Au niveau régional, les discussions se poursuivent et semblent aller dans le sens de la création de gouvernements minoritaires. A ce titre, la formation de gouvernements régionaux prend donc également du temps. En Flandre, Bart De Wever a déjà consulté deux fois les différents partis. Seul le PVDA n’a pas été invité une deuxième fois et seul le Vlaams Belang a été invité une troisième fois. Selon De Wever, les négociations avec le Vlaams Belang ont permis d’aborder des thèmes tels que l’éducation, le bien-être et l’immigration. Ensemble, les deux partis n’atteignent pourtant pas la majorité, à 5 sièges près. De leur côté, tous les autres partis ont déjà clairement indiqué qu’ils ne souhaitaient pas gouverner avec le Vlaams Belang. Pour la N-VA, rien ne presse : la semaine prochaine, De Wever se rendra en Colombie pour le Sommet mondial des villes. Contrairement à la coutume, donc, il ne devrait pas y avoir de nouveau Ministre-Président à la Fête de la Communauté flamande du 11 juillet. En Wallonie, le PS ne veut absolument pas négocier avec le MR qui l’a remplacé au gouvernement wallon après le scandale Publifin. Malheureusement pour les socialistes et les écologistes wallons, il manque 3 sièges à leur potentielle coalition « coquelicot » pour constituer une majorité, et jusqu’à présent, le cdH se tient à sa décision de rejoindre l’opposition, bien que le PS espère convaincre les démocrates-humanistes de changer d’avis.
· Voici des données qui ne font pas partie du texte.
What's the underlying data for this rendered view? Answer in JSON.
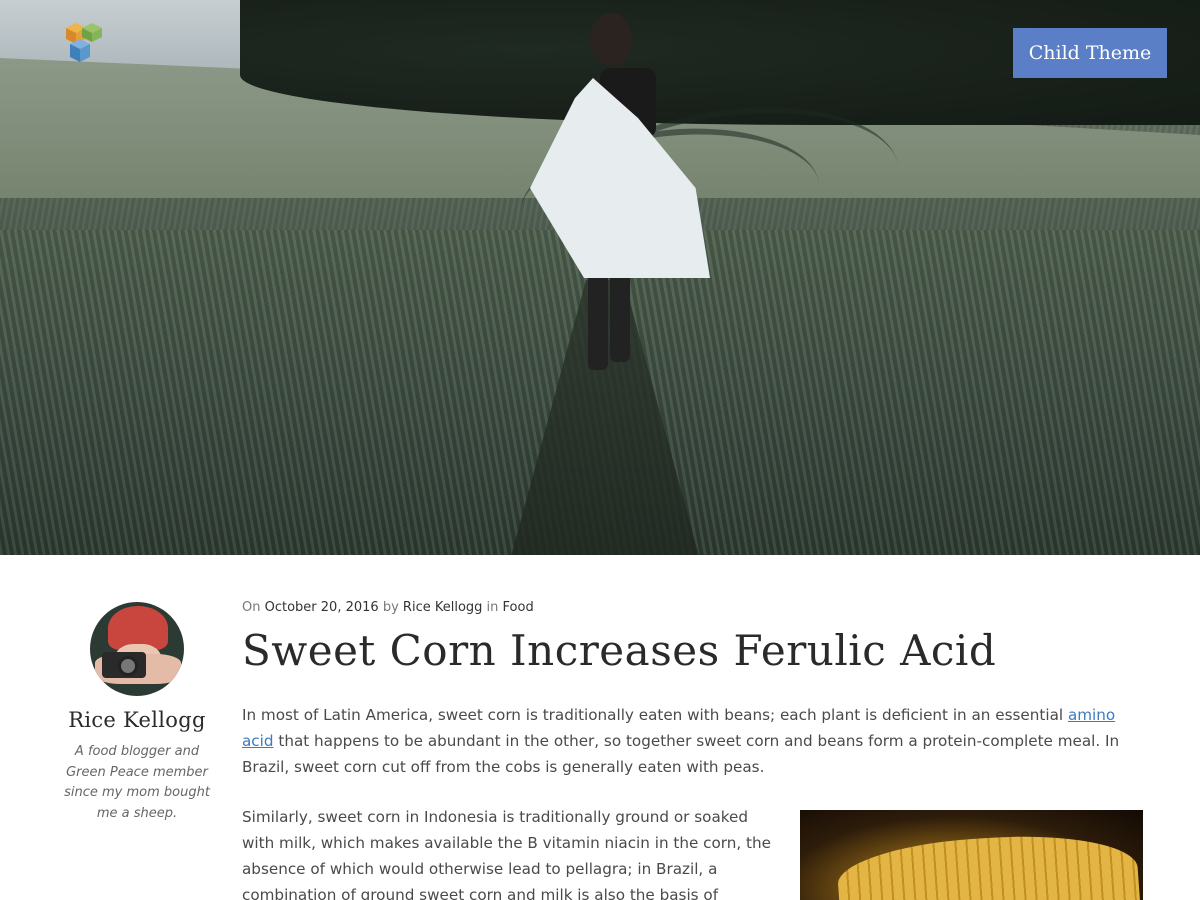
{
  "header": {
    "theme_button_label": "Child Theme",
    "logo_icon": "visual-composer-cubes-icon",
    "hero_image": "woman-walking-in-wheat-field"
  },
  "author": {
    "avatar_image": "woman-with-red-hat-and-camera",
    "name": "Rice Kellogg",
    "bio": "A food blogger and Green Peace member since my mom bought me a sheep."
  },
  "post": {
    "meta": {
      "on_label": "On",
      "date": "October 20, 2016",
      "by_label": "by",
      "author": "Rice Kellogg",
      "in_label": "in",
      "category": "Food"
    },
    "title": "Sweet Corn Increases Ferulic Acid",
    "paragraph1": {
      "before_link": "In most of Latin America, sweet corn is traditionally eaten with beans; each plant is deficient in an essential ",
      "link_text": "amino acid",
      "after_link": " that happens to be abundant in the other, so together sweet corn and beans form a protein-complete meal. In Brazil, sweet corn cut off from the cobs is generally eaten with peas."
    },
    "paragraph2": "Similarly, sweet corn in Indonesia is traditionally ground or soaked with milk, which makes available the B vitamin niacin in the corn, the absence of which would otherwise lead to pellagra; in Brazil, a combination of ground sweet corn and milk is also the basis of various well-known dishes, such as",
    "inline_image": "grilled-corn-cob"
  },
  "colors": {
    "accent_button": "#5a7fc6",
    "link": "#3c7bbf",
    "heading": "#2a2a2a"
  }
}
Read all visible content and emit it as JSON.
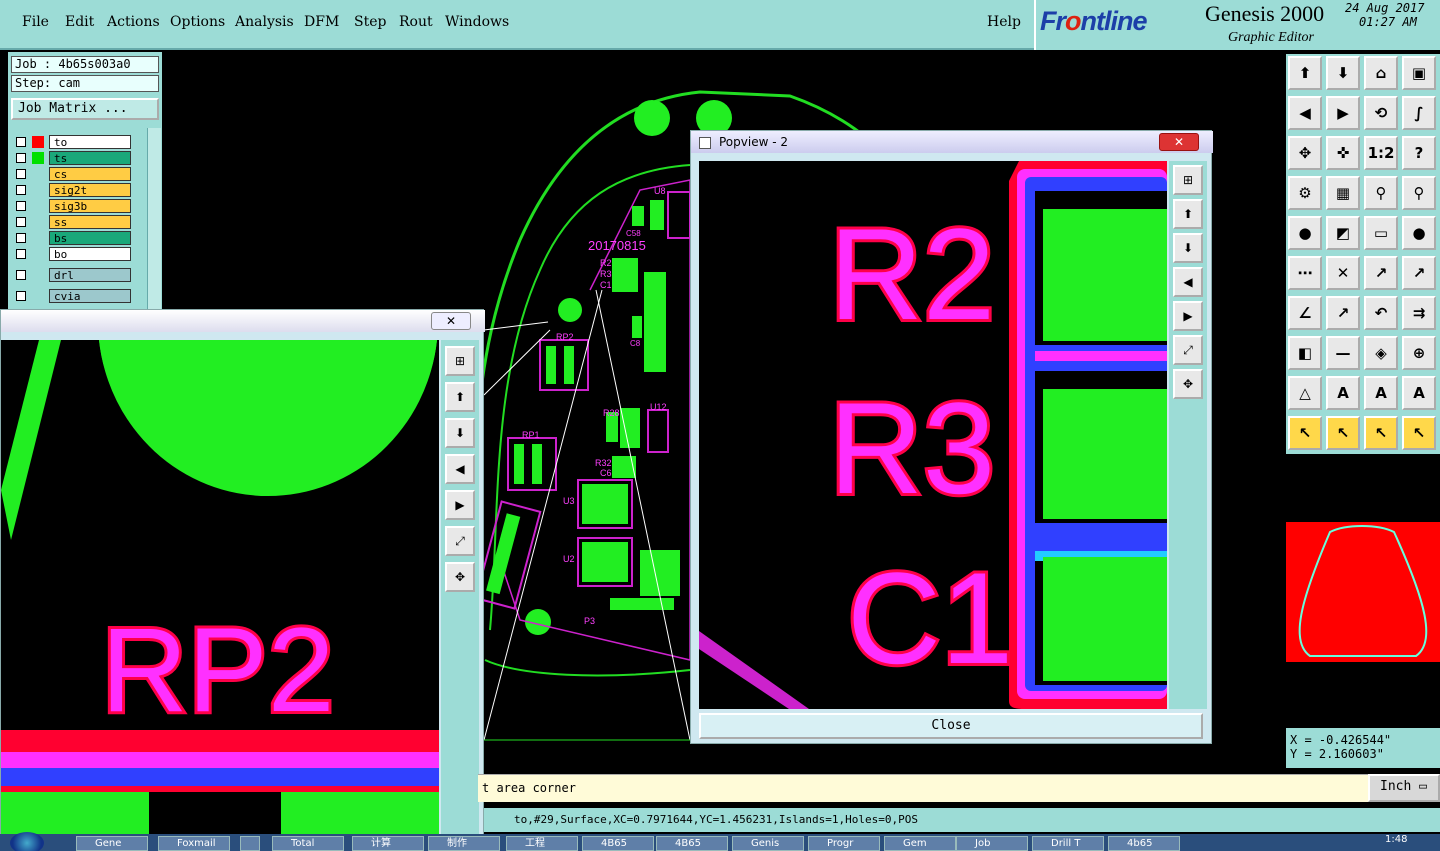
{
  "menu": [
    "File",
    "Edit",
    "Actions",
    "Options",
    "Analysis",
    "DFM",
    "Step",
    "Rout",
    "Windows"
  ],
  "help_label": "Help",
  "brand": {
    "logo_pre": "Fr",
    "logo_x": "o",
    "logo_post": "ntline",
    "product": "Genesis 2000",
    "subtitle": "Graphic Editor",
    "date": "24 Aug 2017",
    "time": "01:27 AM"
  },
  "job": {
    "job_label": "Job : 4b65s003a0",
    "step_label": "Step: cam",
    "matrix_button": "Job Matrix ..."
  },
  "layers": [
    {
      "name": "to",
      "color": "#ff0000",
      "bg": "#ffffff"
    },
    {
      "name": "ts",
      "color": "#00e000",
      "bg": "#1aa87a"
    },
    {
      "name": "cs",
      "color": "",
      "bg": "#ffcc44"
    },
    {
      "name": "sig2t",
      "color": "",
      "bg": "#ffcc44"
    },
    {
      "name": "sig3b",
      "color": "",
      "bg": "#ffcc44"
    },
    {
      "name": "ss",
      "color": "",
      "bg": "#ffcc44"
    },
    {
      "name": "bs",
      "color": "",
      "bg": "#1aa87a"
    },
    {
      "name": "bo",
      "color": "",
      "bg": "#ffffff"
    },
    {
      "name": "drl",
      "color": "",
      "bg": "#9cc8cc"
    },
    {
      "name": "cvia",
      "color": "",
      "bg": "#9cc8cc"
    }
  ],
  "toolbox": [
    "⬆",
    "⬇",
    "⌂",
    "▣",
    "◀",
    "▶",
    "⟲",
    "∫",
    "✥",
    "✜",
    "1:2",
    "?",
    "⚙",
    "▦",
    "⚲",
    "⚲",
    "●",
    "◩",
    "▭",
    "●",
    "⋯",
    "✕",
    "↗",
    "↗",
    "∠",
    "↗",
    "↶",
    "⇉",
    "◧",
    "—",
    "◈",
    "⊕",
    "△",
    "A",
    "A",
    "A",
    "↖",
    "↖",
    "↖",
    "↖"
  ],
  "coords": {
    "x": "X = -0.426544\"",
    "y": "Y = 2.160603\""
  },
  "prompt": "t area corner",
  "unit": "Inch",
  "status": "to,#29,Surface,XC=0.7971644,YC=1.456231,Islands=1,Holes=0,POS",
  "popview2": {
    "title": "Popview - 2",
    "close_label": "Close",
    "labels": [
      "R2",
      "R3",
      "C1"
    ]
  },
  "popview1": {
    "label": "RP2"
  },
  "board_labels": [
    "20170815",
    "RP2",
    "RP1",
    "R2",
    "R3",
    "C1",
    "U8",
    "C58",
    "C8",
    "R28",
    "U12",
    "R32",
    "C6",
    "U3",
    "U2",
    "P3"
  ],
  "taskbar": [
    "Gene",
    "Foxmail",
    "",
    "Total",
    "计算",
    "制作",
    "工程",
    "4B65",
    "4B65",
    "Genis",
    "Progr",
    "Gem",
    "Job",
    "Drill T",
    "4b65"
  ],
  "clock": "1:48"
}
Enfin, si les choses semblaient plus claires au niveau bruxellois étant donné que des majorités avaient été trouvées au sein des deux groupes linguistiques, l’Open Vld a, cette semaine, refusé de participer aux négociations en signe de protestation contre l’exclusion de son parti-frère francophone, le MR, de la majorité linguistique francophone bruxelloise.